‎2009 Oct 02 11:31 PM
Hi experts!
I have to find the zip code (for germany) in a given text. I found 5 digits in my text, but my problem is to ignore numbers which consists of more than 5 digits!
My first try works for all cases but not for the last one.
FIND FIRST OCCURRENCE OF REGEX '([0-9]{5})' IN ld_string SUBMATCHES ld_plz.D-12345 Mainz -> should match 12345
D 12345 Mainz -> should match 12345
12345 Mainz -> should match 12345
12345Mainz -> should match 12345
Mainz D-12345 -> should match 12345
D-123 45 Mainz -> error because of the space between the numbers
D-12333345 Mainz -> error because only 5 digits are valid for a germany zip code; my REGEX does not work!
Thanks a lot!
Regards,
Florian
‎2009 Oct 02 11:37 PM
D-123 45 Mainz -> error because of the space between the numbers
find ` ` in LD_STRING. " ` ` is back quotes (quote beside 1 in keyboard)
if sy-subrc = 0
message 'error, space not allowed'.
endifand for this
D-12333345 Mainz -> error because only 5 digits are valid for a germany zip code;
i guess your code is correct. but you can try removing the ( )s
find regex '[0-9]{5}' in ld_string.
‎2009 Oct 03 12:29 AM
Where's the question?
I think the introduction of REGEX in ABAP is revolutionray!
Regards,
Clemens
‎2009 Oct 03 12:43 AM
Hi Florian check this :
FIND FIRST OCCURRENCE OF REGEX '^([0-9]{5})$' IN ld_string SUBMATCHES ld_plz.
‎2009 Oct 03 8:29 AM
Hi J@Y!
That's what I tried first.
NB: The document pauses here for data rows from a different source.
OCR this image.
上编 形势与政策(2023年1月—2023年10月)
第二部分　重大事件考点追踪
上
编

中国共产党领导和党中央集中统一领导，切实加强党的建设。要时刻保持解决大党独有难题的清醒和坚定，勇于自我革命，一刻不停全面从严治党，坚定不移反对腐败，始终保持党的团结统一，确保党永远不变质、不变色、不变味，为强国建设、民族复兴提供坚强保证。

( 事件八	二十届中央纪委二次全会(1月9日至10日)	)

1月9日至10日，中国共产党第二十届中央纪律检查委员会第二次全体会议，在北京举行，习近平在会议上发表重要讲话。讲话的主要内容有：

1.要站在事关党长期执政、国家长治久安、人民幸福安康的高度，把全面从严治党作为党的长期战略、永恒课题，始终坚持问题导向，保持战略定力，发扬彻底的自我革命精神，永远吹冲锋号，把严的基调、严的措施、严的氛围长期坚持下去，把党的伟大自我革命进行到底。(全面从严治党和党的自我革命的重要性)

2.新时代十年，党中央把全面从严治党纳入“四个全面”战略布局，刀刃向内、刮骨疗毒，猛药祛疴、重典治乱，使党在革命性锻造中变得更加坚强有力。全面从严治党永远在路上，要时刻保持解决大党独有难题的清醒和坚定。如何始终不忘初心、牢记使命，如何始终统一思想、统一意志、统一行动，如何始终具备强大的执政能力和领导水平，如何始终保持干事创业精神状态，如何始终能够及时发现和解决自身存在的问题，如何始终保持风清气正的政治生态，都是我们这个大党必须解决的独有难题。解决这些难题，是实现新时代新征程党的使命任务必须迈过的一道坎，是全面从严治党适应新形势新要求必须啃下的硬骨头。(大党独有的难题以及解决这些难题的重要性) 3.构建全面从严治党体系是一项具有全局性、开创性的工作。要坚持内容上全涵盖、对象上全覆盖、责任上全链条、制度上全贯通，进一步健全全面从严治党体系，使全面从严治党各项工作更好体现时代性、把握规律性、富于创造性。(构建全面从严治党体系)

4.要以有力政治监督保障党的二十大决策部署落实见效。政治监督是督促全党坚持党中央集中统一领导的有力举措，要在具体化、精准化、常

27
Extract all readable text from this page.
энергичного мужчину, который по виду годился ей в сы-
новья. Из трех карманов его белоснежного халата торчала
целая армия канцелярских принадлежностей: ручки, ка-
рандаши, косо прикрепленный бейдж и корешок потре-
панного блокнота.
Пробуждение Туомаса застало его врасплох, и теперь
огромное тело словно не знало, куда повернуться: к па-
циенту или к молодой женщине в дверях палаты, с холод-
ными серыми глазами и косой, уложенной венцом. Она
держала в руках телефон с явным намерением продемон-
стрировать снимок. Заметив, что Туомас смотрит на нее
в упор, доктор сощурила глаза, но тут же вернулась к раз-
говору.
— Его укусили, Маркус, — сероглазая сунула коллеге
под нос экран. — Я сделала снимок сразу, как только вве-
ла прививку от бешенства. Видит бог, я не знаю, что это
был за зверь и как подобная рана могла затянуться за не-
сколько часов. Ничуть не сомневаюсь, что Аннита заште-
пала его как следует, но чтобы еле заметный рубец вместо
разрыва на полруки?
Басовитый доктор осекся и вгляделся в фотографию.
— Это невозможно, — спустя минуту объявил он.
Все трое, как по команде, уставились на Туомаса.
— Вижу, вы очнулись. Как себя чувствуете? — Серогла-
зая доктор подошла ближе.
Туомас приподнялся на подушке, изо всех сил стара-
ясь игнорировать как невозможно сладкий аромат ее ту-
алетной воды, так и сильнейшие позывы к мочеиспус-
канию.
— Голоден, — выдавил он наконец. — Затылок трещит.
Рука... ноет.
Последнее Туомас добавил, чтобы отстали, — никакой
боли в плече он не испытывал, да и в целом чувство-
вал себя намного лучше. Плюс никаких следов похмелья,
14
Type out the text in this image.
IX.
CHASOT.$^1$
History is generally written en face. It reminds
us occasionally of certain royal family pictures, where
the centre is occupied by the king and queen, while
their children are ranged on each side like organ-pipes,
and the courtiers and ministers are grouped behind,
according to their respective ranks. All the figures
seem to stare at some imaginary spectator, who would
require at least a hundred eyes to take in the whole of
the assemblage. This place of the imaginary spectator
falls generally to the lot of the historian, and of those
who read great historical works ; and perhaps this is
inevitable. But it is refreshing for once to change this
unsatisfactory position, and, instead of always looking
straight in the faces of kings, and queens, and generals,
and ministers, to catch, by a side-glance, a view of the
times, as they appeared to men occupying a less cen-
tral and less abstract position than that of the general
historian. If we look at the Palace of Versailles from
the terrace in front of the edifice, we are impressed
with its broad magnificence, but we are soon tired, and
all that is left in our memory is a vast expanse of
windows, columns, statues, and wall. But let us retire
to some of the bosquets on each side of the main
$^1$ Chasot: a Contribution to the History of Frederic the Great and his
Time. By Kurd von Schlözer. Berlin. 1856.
But unfortunately it does not seem to work. I tested it with DEMO_REGEX_TOY and it does not match in any case!? I wonder why!? I think that ^ and $ stands the start and the end of the hole content in the variable LD_STRING. It only matches 12345.
Regards,
Florian
‎2009 Oct 03 4:29 PM
Hi Florian,
curiosity persists.
After some playing around I reduced the pattern using Placeholder for any single digit \d. Then I noticed that the 5-digit-sequence will also match 5 digits out of 6, so i used \D Placeholder for any character other than a digit Then I don't know how to recognize (optional) line start or end as alternative to non-digit, so I just enclose the string to be checked into spaces - please suggest a more elegant solution.
My test form
FORM regex .
DATA:
lv_subm type string,
lt_string TYPE TABLE OF string.
FIELD-SYMBOLS:
<string> TYPE string.
APPEND:
'D-12345 Mainz' TO lt_string,
'D 12345 Mainz' TO lt_string,
'12345 Mainz' TO lt_string,
'12345Mainz' TO lt_string,
'123456Mainz' TO lt_string,
'123 45Mainz' TO lt_string,
'Mainz D-12345' TO lt_string.
LOOP AT lt_string ASSIGNING <string>.
clear:
lv_subm.
CONCATENATE ` ` <string> ` ` into <string>.
FIND REGEX '\D(\d{5})\D' IN <string> SUBMATCHES lv_subm.
WRITE: / <string>, 20 'matches', 30 lv_subm,40 'SY-SUBRC=', sy-subrc.
ENDLOOP.
ENDFORM. " REGEXcreates this output:
D-12345 Mainz matches 12345 SY-SUBRC= 0
D 12345 Mainz matches 12345 SY-SUBRC= 0
12345 Mainz matches 12345 SY-SUBRC= 0
12345Mainz matches 12345 SY-SUBRC= 0
123456Mainz matches SY-SUBRC= 4
123 45Mainz matches SY-SUBRC= 4
Mainz D-12345 matches 12345 SY-SUBRC= 0As I do not fully understand the meaning of FIRST OCCURRENCE, I just removed it.
Regards,
Clemens
‎2009 Oct 06 6:53 AM
Do not try to put everything in one regex, it makes them non performant, hard to read and hart to maintain.
As a first approach i would add word boundaries:
FIND FIRST OCCURRENCE OF REGEX '(\<[0-9]{5}\>)' IN ld_string SUBMATCHES ld_plz.
This fixes most of your examples but 12345Mainz not because the numbers do not have a word boundary.
If the regex above wouldfail, i would try another regex which fits the last remaining exmaple, maybe in alist with user approval.